Das Oberlandesgericht (OLG) Düsseldorf hat in einem bedeutenden Rechtsstreit über die rechtlichen Anforderungen an klimaneutrale Werbung entschieden. Der Fall betraf die Wettbewerbszentrale, die gegen die Unternehmen Katjes und den Marmeladenhersteller Mühlhäuser vorging. Ziel der Klage war es, eine Entscheidung über die Informationspflicht von Unternehmen gegenüber Verbrauchern zu erlangen, wenn sie mit dem Begriff “klimaneutral” werben. In zwei getrennten Urteilen (OLG Düsseldorf, Urteil v. 6. Juli 2023 – 20 U 152/22 und 20 U 72/22) kam das Gericht zu unterschiedlichen Einschätzungen über die Transparenz der Werbemaßnahmen.

Rechtsstreit um „klimaneutrale“ Werbung: Entscheidung gegen Katjes und Mühlhäuser

Die Wettbewerbszentrale argumentierte, dass die Werbung mit dem Begriff „klimaneutral“ irreführend sei, da Verbraucher fälschlicherweise annehmen könnten, der Produktionsprozess sei vollständig emissionsfrei. Tatsächlich hatten die Unternehmen jedoch kompensatorische Maßnahmen, wie die Unterstützung von Klimaschutzprojekten im Ausland, eingesetzt, um eine ausgeglichene CO2-Bilanz zu erzielen. Nach Ansicht der Wettbewerbszentrale wäre es notwendig gewesen, die Verbraucher explizit über die Art der Klimaneutralität und die durchgeführten Kompensationsmaßnahmen aufzuklären, um irreführende Erwartungen zu vermeiden. Obwohl diese Werbung in der Lebensmittelzeitung, die vorrangig Fachpublikum anspricht, erschien, könnten auch Verbraucher die Zeitschrift lesen und die Werbung irrtümlich als Versprechen vollständiger Klimaneutralität verstehen.

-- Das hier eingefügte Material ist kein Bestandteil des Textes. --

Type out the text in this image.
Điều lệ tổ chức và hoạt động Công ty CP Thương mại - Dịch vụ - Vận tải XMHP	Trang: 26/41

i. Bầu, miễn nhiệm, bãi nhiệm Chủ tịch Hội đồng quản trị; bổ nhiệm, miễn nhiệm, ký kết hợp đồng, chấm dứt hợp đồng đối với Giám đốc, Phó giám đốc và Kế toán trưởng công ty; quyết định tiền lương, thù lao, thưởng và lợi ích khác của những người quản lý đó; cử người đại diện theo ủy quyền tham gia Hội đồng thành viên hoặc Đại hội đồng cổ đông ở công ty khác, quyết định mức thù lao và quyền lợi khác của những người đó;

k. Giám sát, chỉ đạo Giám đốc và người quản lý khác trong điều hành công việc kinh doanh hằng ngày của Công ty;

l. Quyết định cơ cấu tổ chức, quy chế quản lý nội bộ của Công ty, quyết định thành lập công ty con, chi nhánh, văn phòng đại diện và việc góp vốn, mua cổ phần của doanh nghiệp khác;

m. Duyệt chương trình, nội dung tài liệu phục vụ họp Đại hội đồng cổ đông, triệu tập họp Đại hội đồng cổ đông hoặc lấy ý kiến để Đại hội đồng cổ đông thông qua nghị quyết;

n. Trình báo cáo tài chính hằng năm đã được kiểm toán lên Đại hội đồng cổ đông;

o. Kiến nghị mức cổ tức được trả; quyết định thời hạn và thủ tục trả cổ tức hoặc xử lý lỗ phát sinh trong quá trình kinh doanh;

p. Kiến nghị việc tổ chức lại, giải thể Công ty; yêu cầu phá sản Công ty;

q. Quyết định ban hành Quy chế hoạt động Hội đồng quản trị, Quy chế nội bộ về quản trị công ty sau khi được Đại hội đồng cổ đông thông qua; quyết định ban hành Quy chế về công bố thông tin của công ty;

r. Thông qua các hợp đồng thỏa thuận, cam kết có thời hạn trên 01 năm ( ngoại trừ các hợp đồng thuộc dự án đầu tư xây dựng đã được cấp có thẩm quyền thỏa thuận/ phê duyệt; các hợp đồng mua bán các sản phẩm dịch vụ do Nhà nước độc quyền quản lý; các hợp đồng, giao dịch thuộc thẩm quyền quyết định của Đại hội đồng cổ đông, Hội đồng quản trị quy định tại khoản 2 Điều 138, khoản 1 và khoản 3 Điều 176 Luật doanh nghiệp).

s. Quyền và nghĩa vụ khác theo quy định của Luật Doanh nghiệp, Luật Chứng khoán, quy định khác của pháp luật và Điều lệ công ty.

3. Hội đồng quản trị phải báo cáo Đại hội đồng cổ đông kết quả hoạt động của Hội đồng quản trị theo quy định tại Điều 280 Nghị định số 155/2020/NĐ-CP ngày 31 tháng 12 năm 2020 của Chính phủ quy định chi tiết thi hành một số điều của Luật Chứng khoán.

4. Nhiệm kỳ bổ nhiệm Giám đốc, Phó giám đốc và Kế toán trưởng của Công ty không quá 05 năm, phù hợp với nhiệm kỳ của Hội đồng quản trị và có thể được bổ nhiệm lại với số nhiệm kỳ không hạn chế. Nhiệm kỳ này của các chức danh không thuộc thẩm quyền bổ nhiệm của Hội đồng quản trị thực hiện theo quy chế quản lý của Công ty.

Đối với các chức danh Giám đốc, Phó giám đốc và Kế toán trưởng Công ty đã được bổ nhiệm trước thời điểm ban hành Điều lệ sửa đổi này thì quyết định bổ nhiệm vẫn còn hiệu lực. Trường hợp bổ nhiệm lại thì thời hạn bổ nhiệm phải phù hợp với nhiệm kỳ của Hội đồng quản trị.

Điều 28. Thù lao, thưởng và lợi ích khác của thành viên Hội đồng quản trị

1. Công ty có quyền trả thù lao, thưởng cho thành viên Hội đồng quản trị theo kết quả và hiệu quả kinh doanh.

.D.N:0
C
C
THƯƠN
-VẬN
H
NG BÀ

Klimaneutrale Werbung und Transparenz für Verbraucher

Das OLG Düsseldorf stellte klar, dass klimaneutrale Werbung nicht automatisch irreführend ist. Maßgeblich sei, ob die Verbraucher ausreichend über den tatsächlichen Klimabeitrag des beworbenen Produkts informiert sind. Klimaneutralität bedeutet nach Auffassung des Gerichts nicht zwangsläufig, dass bei der Herstellung keine Emissionen entstehen. Stattdessen sei der durchschnittliche Verbraucher darüber im Klaren, dass eine „klimaneutrale“ Werbung auf eine ausgeglichene CO2-Bilanz hinweist, die sowohl durch die Vermeidung von Emissionen als auch durch Kompensationsmaßnahmen erreicht werden kann. Solange Unternehmen transparent kommunizieren, wie die beworbene Klimaneutralität zustande kommt, sei eine Werbung mit dem Begriff zulässig. Die Transparenz über Klimaneutralität ist entscheidend, um den Informationsbedarf von Verbrauchern zu decken und sie in ihrer Kaufentscheidung zu unterstützen.

Verletzung der Aufklärungspflicht und rechtliche Folgen

Ein Unterlassungsanspruch besteht laut Gericht dann, wenn der Werbende gegen seine Informationspflicht nach §§ 5, 5a UWG (Gesetz gegen den unlauteren Wettbewerb) verstößt. Katjes hat diesen Anforderungen entsprochen, indem das Unternehmen einen QR-Code in der Anzeige platzierte, über den der Verbraucher auf eine Webseite mit detaillierten Informationen zur CO2-Bilanz und den Kompensationsmaßnahmen zugreifen konnte. Mühlhäuser hingegen bot keinerlei Hinweise auf die Art und Weise, wie die Klimaneutralität erreicht wurde – weder auf der Produktverpackung noch in der Werbung selbst.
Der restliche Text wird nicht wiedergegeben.